Beijing-based Zhongzhi has hired one of the Big Four accounting firms to conduct a comprehensive audit of the firm, and is seeking strategic investors, Zhongzhi management told investors in a meeting on Thursday, the video seen by Reuters showed.
The meeting was held after Zhongrong International Trust Co, a leading trust company controlled by Zhongzhi, missed payments on dozens of investment products since the end of July, according to investor sources.
Zhongzhi did not immediately respond to a request for comment.
Zhongzhi, with sprawling businesses ranging from mining to wealth management, is the latest major Chinese conglomerate to get into trouble, after the collapse of others including Anbang Insurance Group and HNA Group.
The liquidity stress facing Zhongzhi, which has sizable exposure to real estate, highlights the rippling effect of China’s property debt woes.

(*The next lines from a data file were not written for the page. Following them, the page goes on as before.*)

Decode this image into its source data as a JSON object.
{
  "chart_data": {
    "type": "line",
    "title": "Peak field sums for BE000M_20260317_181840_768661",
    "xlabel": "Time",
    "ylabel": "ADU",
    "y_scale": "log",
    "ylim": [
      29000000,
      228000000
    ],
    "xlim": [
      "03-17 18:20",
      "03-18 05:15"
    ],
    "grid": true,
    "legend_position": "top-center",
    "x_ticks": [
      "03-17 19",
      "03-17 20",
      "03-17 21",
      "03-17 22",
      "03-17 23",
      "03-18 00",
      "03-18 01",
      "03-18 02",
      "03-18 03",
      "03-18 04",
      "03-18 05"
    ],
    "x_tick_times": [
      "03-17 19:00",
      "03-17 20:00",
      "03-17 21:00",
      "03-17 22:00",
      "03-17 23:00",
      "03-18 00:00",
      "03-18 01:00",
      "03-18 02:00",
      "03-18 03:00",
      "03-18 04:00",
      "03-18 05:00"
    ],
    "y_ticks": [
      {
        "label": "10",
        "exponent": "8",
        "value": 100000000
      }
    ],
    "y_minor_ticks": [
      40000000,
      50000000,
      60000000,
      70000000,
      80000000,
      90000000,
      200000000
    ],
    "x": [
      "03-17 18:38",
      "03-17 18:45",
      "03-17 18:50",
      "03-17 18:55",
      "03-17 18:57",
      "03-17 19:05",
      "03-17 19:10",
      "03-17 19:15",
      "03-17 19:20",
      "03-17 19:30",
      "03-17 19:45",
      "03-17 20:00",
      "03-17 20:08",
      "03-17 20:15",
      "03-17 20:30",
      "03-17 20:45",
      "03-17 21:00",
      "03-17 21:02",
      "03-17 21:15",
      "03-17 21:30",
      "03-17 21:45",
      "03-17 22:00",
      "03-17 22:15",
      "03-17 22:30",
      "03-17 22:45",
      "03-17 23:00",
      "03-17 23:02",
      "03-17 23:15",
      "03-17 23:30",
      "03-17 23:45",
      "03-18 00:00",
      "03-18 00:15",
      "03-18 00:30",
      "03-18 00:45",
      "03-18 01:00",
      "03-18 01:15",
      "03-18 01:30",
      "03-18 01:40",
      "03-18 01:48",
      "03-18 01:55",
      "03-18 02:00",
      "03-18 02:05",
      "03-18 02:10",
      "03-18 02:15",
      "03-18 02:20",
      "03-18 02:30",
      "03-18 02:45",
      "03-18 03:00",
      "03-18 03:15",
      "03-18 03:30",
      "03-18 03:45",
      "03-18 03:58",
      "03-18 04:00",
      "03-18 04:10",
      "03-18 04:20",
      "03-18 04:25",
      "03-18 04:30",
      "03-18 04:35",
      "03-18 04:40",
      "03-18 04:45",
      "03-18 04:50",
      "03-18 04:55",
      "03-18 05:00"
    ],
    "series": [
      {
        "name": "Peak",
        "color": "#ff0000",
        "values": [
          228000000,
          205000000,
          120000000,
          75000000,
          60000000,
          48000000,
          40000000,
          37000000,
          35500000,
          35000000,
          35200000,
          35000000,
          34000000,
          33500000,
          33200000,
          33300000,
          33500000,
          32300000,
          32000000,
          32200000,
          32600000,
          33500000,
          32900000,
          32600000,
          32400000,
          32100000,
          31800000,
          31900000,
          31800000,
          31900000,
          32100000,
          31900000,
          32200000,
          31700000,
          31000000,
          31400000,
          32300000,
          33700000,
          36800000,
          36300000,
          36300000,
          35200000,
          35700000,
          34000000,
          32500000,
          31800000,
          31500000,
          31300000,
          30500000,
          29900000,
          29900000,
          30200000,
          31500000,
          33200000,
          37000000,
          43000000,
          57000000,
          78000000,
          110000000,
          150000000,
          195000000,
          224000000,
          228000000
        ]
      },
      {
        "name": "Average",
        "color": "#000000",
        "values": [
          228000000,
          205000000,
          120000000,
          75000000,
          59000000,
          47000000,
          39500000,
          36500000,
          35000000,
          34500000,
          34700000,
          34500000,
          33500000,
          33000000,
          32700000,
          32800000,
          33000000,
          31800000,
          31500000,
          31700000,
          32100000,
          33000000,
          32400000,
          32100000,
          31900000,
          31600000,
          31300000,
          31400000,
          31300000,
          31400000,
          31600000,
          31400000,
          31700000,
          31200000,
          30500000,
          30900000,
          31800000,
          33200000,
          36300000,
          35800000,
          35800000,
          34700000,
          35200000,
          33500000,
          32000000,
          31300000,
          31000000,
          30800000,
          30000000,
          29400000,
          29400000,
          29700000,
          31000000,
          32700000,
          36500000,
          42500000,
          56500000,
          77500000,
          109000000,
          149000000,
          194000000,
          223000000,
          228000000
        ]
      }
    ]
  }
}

Zhongzhi is facing a “liquidity crisis” and has stopped payment to investors in its products, its management team told investors in the meeting, according to the video.
It was not possible to determine whether the company is insolvent before completion of auditing work, which began in July, the executives said.
The plan is for “self-rescue” through restructuring, with a focus on debt collection and asset liquidation, but bankruptcy is also an option, they added, without disclosing the amount of debt that needed to be restructured.